Good question for a CPA or tax attorney, but I believe that in order to sell your old house and avoid taxes on up to $250k in gains, you must have lived in that house for 2 out of the 5 years prior to the sale.

If you have rented out this house while you were abroad, you could do a 1031 exchange for a different property in Texas, but you couldn't live in it initially. You would have to rent out the new property for at least 2 years, and then you could maybe convert it to your primary residence.

Your best choice right now may be an investment in an hour's time with a good CPA in the US who knows real estate issues.


----------



## Bevdeforges (Nov 16, 2007)

As ****** Carlos said, in order to avoid any payment of capital gains, you would have to have lived in the house (as your primary residence) for two of the last 5 years prior to the sale. Also, the fact that you've been renting it out will complicate the basis calculation, since you must apply depreciation to the original purchase price, whether or not you took depreciation when reporting any rental income on the place.

Given the current real estate market, you may do just as well to hold onto the property in Oregon for a while to see how the market shakes out, cause things aren't real good yet.
Cheers,
Bev


----------



## jmack (Apr 2, 2011)

Thank you both for your answers! I guess the a good U.S. CPA or tax attorney would be worth our time. We would probably only be interested in waiting for a year before selling our home. We originally bought it in 1997 in a very desirable Portland neighborhood. As far as I can tell we have lost value on the home but we could still likely sell it for $180,000 (and that's conservative!) over the price we paid for it. Sooooo, will the real estate market recover enough to compensate for the high rental prices that we will be paying in Texas where we're going i.e. $2500-$3000/month? My guess is probably not but I'm not a real estate expert by any means! Anyone have a GOOD recommendation for a U.S. based CPA or tax attorney? We've been out long enough and the company my husband works for has taken care of all of our tax needs during our expat contracts that we have no connections whatsoever stateside in this area!


----------



## Bevdeforges (Nov 16, 2007)

Frankly, waiting a year before you sell the property won't do any good if you aren't living in it. And if you've been renting it out in the meantime, your gain on the sale will be higher than that because of the depreciation.

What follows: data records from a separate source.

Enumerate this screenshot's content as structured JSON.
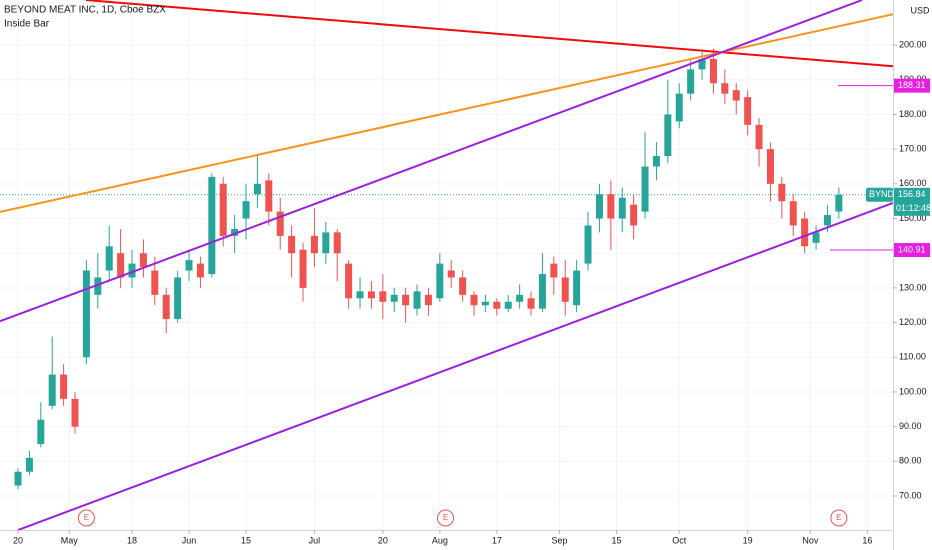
{
  "chart_data": {
    "type": "candlestick",
    "title": "BEYOND MEAT INC, 1D, Cboe BZX",
    "indicator": "Inside Bar",
    "currency": "USD",
    "symbol": "BYND",
    "countdown": "01:12:48",
    "last_price": 156.84,
    "up_color": "#26a69a",
    "down_color": "#ef5350",
    "x": [
      0,
      2,
      4,
      6,
      8,
      10,
      12,
      14,
      16,
      18,
      20,
      22,
      24,
      26,
      28,
      30,
      32,
      34,
      36,
      38,
      40,
      42,
      44,
      46,
      48,
      50,
      52,
      54,
      56,
      58,
      60,
      62,
      64,
      66,
      68,
      70,
      72,
      74,
      76,
      78,
      80,
      82,
      84,
      86,
      88,
      90,
      92,
      94,
      96,
      98,
      100,
      102,
      104,
      106,
      108,
      110,
      112,
      114,
      116,
      118,
      120,
      122,
      124,
      126,
      128,
      130,
      132,
      134,
      136,
      138,
      140,
      142,
      144
    ],
    "open": [
      73,
      77,
      85,
      96,
      105,
      98,
      110,
      128,
      135,
      140,
      133,
      140,
      135,
      128,
      121,
      135,
      137,
      134,
      160,
      145,
      150,
      157,
      161,
      152,
      145,
      141,
      145,
      140,
      146,
      137,
      127,
      129,
      129,
      126,
      128,
      124,
      128,
      127,
      135,
      133,
      128,
      125,
      126,
      124,
      126,
      127,
      124,
      137,
      133,
      125,
      137,
      150,
      157,
      150,
      154,
      152,
      165,
      168,
      178,
      186,
      193,
      196,
      189,
      187,
      185,
      177,
      170,
      160,
      155,
      150,
      143,
      148,
      152
    ],
    "high": [
      78,
      83,
      97,
      116,
      108,
      100,
      138,
      140,
      148,
      147,
      141,
      144,
      139,
      130,
      135,
      141,
      139,
      163,
      162,
      151,
      160,
      168,
      163,
      156,
      148,
      143,
      153,
      149,
      147,
      138,
      133,
      132,
      134,
      130,
      130,
      131,
      130,
      140,
      138,
      135,
      129,
      128,
      127,
      128,
      131,
      129,
      140,
      139,
      138,
      138,
      152,
      160,
      161,
      159,
      157,
      175,
      172,
      190,
      189,
      196,
      198,
      199,
      193,
      189,
      187,
      179,
      172,
      162,
      157,
      152,
      148,
      154,
      159
    ],
    "low": [
      72,
      76,
      84,
      95,
      96,
      88,
      108,
      124,
      132,
      130,
      130,
      133,
      125,
      117,
      120,
      132,
      130,
      133,
      142,
      140,
      144,
      153,
      148,
      141,
      133,
      126,
      136,
      137,
      132,
      124,
      124,
      124,
      121,
      123,
      120,
      122,
      122,
      126,
      130,
      126,
      122,
      123,
      122,
      123,
      124,
      122,
      123,
      128,
      122,
      123,
      135,
      146,
      141,
      146,
      144,
      150,
      161,
      166,
      176,
      184,
      190,
      186,
      183,
      180,
      174,
      165,
      155,
      150,
      145,
      140,
      141,
      146,
      150
    ],
    "close": [
      77,
      81,
      92,
      105,
      98,
      90,
      135,
      133,
      142,
      133,
      137,
      136,
      128,
      121,
      133,
      138,
      133,
      162,
      145,
      147,
      155,
      160,
      152,
      145,
      140,
      130,
      140,
      146,
      140,
      127,
      129,
      127,
      126,
      128,
      125,
      129,
      125,
      137,
      133,
      128,
      125,
      126,
      124,
      126,
      128,
      124,
      134,
      133,
      126,
      135,
      148,
      157,
      150,
      156,
      148,
      165,
      168,
      180,
      186,
      193,
      196,
      189,
      186,
      184,
      177,
      170,
      160,
      155,
      148,
      142,
      146,
      151,
      156.84
    ],
    "xlim": [
      -3.16,
      153.5
    ],
    "ylim": [
      60.2,
      213
    ],
    "xticks": [
      {
        "value": 0,
        "label": "20"
      },
      {
        "value": 9,
        "label": "May"
      },
      {
        "value": 20,
        "label": "18"
      },
      {
        "value": 30,
        "label": "Jun"
      },
      {
        "value": 40,
        "label": "15"
      },
      {
        "value": 52,
        "label": "Jul"
      },
      {
        "value": 64,
        "label": "20"
      },
      {
        "value": 74,
        "label": "Aug"
      },
      {
        "value": 84,
        "label": "17"
      },
      {
        "value": 95,
        "label": "Sep"
      },
      {
        "value": 105,
        "label": "15"
      },
      {
        "value": 116,
        "label": "Oct"
      },
      {
        "value": 128,
        "label": "19"
      },
      {
        "value": 139,
        "label": "Nov"
      },
      {
        "value": 149,
        "label": "16"
      }
    ],
    "yticks": [
      {
        "value": 70,
        "label": "70.00"
      },
      {
        "value": 80,
        "label": "80.00"
      },
      {
        "value": 90,
        "label": "90.00"
      },
      {
        "value": 100,
        "label": "100.00"
      },
      {
        "value": 110,
        "label": "110.00"
      },
      {
        "value": 120,
        "label": "120.00"
      },
      {
        "value": 130,
        "label": "130.00"
      },
      {
        "value": 140,
        "label": "140.00"
      },
      {
        "value": 150,
        "label": "150.00"
      },
      {
        "value": 160,
        "label": "160.00"
      },
      {
        "value": 170,
        "label": "170.00"
      },
      {
        "value": 180,
        "label": "180.00"
      },
      {
        "value": 190,
        "label": "190.00"
      },
      {
        "value": 200,
        "label": "200.00"
      }
    ],
    "levels": [
      {
        "value": 188.31,
        "color": "#e91ee3"
      },
      {
        "value": 140.91,
        "color": "#e91ee3"
      }
    ],
    "trend_lines": [
      {
        "color": "#f00a0a",
        "points": [
          [
            11.9,
            213
          ],
          [
            153.5,
            193.9
          ]
        ]
      },
      {
        "color": "#f7931a",
        "points": [
          [
            -3.16,
            151.9
          ],
          [
            153.5,
            208.9
          ]
        ]
      },
      {
        "color": "#9c1fe0",
        "points": [
          [
            -3.16,
            120.4
          ],
          [
            148.1,
            213
          ]
        ]
      },
      {
        "color": "#9c1fe0",
        "points": [
          [
            0,
            60.2
          ],
          [
            153.5,
            154.5
          ]
        ]
      }
    ],
    "earnings": [
      {
        "x": 12,
        "label": "E"
      },
      {
        "x": 75,
        "label": "E"
      },
      {
        "x": 144,
        "label": "E"
      }
    ]
  }
}
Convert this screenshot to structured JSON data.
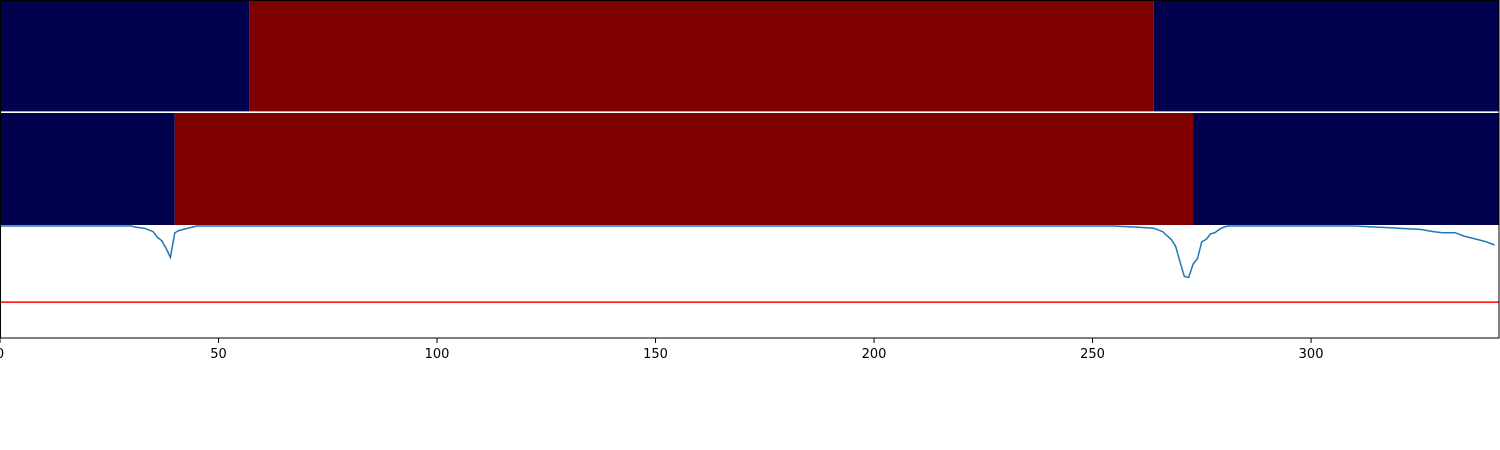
{
  "chart_data": [
    {
      "type": "heatmap",
      "panel": "top-band",
      "x_domain": [
        0,
        343
      ],
      "segments": [
        {
          "x_start": 0,
          "x_end": 57,
          "value": "low",
          "color": "#00004c"
        },
        {
          "x_start": 57,
          "x_end": 264,
          "value": "high",
          "color": "#7f0000"
        },
        {
          "x_start": 264,
          "x_end": 343,
          "value": "low",
          "color": "#00004c"
        }
      ]
    },
    {
      "type": "heatmap",
      "panel": "middle-band",
      "x_domain": [
        0,
        343
      ],
      "segments": [
        {
          "x_start": 0,
          "x_end": 40,
          "value": "low",
          "color": "#00004c"
        },
        {
          "x_start": 40,
          "x_end": 273,
          "value": "high",
          "color": "#7f0000"
        },
        {
          "x_start": 273,
          "x_end": 343,
          "value": "low",
          "color": "#00004c"
        }
      ]
    },
    {
      "type": "line",
      "panel": "bottom-plot",
      "xlim": [
        0,
        343
      ],
      "ylim": [
        0,
        1
      ],
      "grid": false,
      "line_color": "#1f77b4",
      "threshold": {
        "value": 0.32,
        "color": "#ff0000"
      },
      "x_ticks": [
        0,
        50,
        100,
        150,
        200,
        250,
        300
      ],
      "x_tick_labels": [
        "0",
        "50",
        "100",
        "150",
        "200",
        "250",
        "300"
      ],
      "series": [
        {
          "x": [
            0,
            10,
            20,
            30,
            31,
            33,
            35,
            36,
            37,
            38,
            39,
            40,
            41,
            42,
            43,
            44,
            45,
            50,
            100,
            150,
            200,
            250,
            255,
            260,
            264,
            266,
            268,
            269,
            270,
            271,
            272,
            273,
            274,
            275,
            276,
            277,
            278,
            279,
            280,
            281,
            290,
            300,
            310,
            315,
            320,
            325,
            328,
            330,
            333,
            335,
            338,
            340,
            342
          ],
          "y": [
            1.0,
            1.0,
            1.0,
            1.0,
            0.99,
            0.98,
            0.95,
            0.9,
            0.87,
            0.8,
            0.72,
            0.94,
            0.96,
            0.97,
            0.98,
            0.99,
            1.0,
            1.0,
            1.0,
            1.0,
            1.0,
            1.0,
            1.0,
            0.99,
            0.98,
            0.95,
            0.88,
            0.82,
            0.68,
            0.55,
            0.54,
            0.66,
            0.71,
            0.86,
            0.88,
            0.93,
            0.94,
            0.97,
            0.99,
            1.0,
            1.0,
            1.0,
            1.0,
            0.99,
            0.98,
            0.97,
            0.95,
            0.94,
            0.94,
            0.91,
            0.88,
            0.86,
            0.83
          ]
        }
      ]
    }
  ]
}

You'd probably do best to find a CPA, tax attorney or enrolled agent in the area in which you'll be living. Ask around among neighbors and co-workers, because there are tons of tax advisors and tax preparers out there (all pretty busy right now with the April 15th deadline approaching). You'll get more help if you wait until their busy period is over and you can discuss tax planning calmly and rationally (and to get a sense if this is the person you want to deal with).
Cheers,
Bev


----------



## twostep (Apr 3, 2008)

jmack said:


> Thank you both for your answers! I guess the a good U.S. CPA or tax attorney would be worth our time. We would probably only be interested in waiting for a year before selling our home. We originally bought it in 1997 in a very desirable Portland neighborhood. As far as I can tell we have lost value on the home but we could still likely sell it for $180,000 (and that's conservative!) over the price we paid for it. Sooooo, will the real estate market recover enough to compensate for the high rental prices that we will be paying in Texas where we're going i.e. $2500-$3000/month? My guess is probably not but I'm not a real estate expert by any means! Anyone have a GOOD recommendation for a U.S. based CPA or tax attorney? We've been out long enough and the company my husband works for has taken care of all of our tax needs during our expat contracts that we have no connections whatsoever stateside in this area!


Where in TX will you be renting?


----------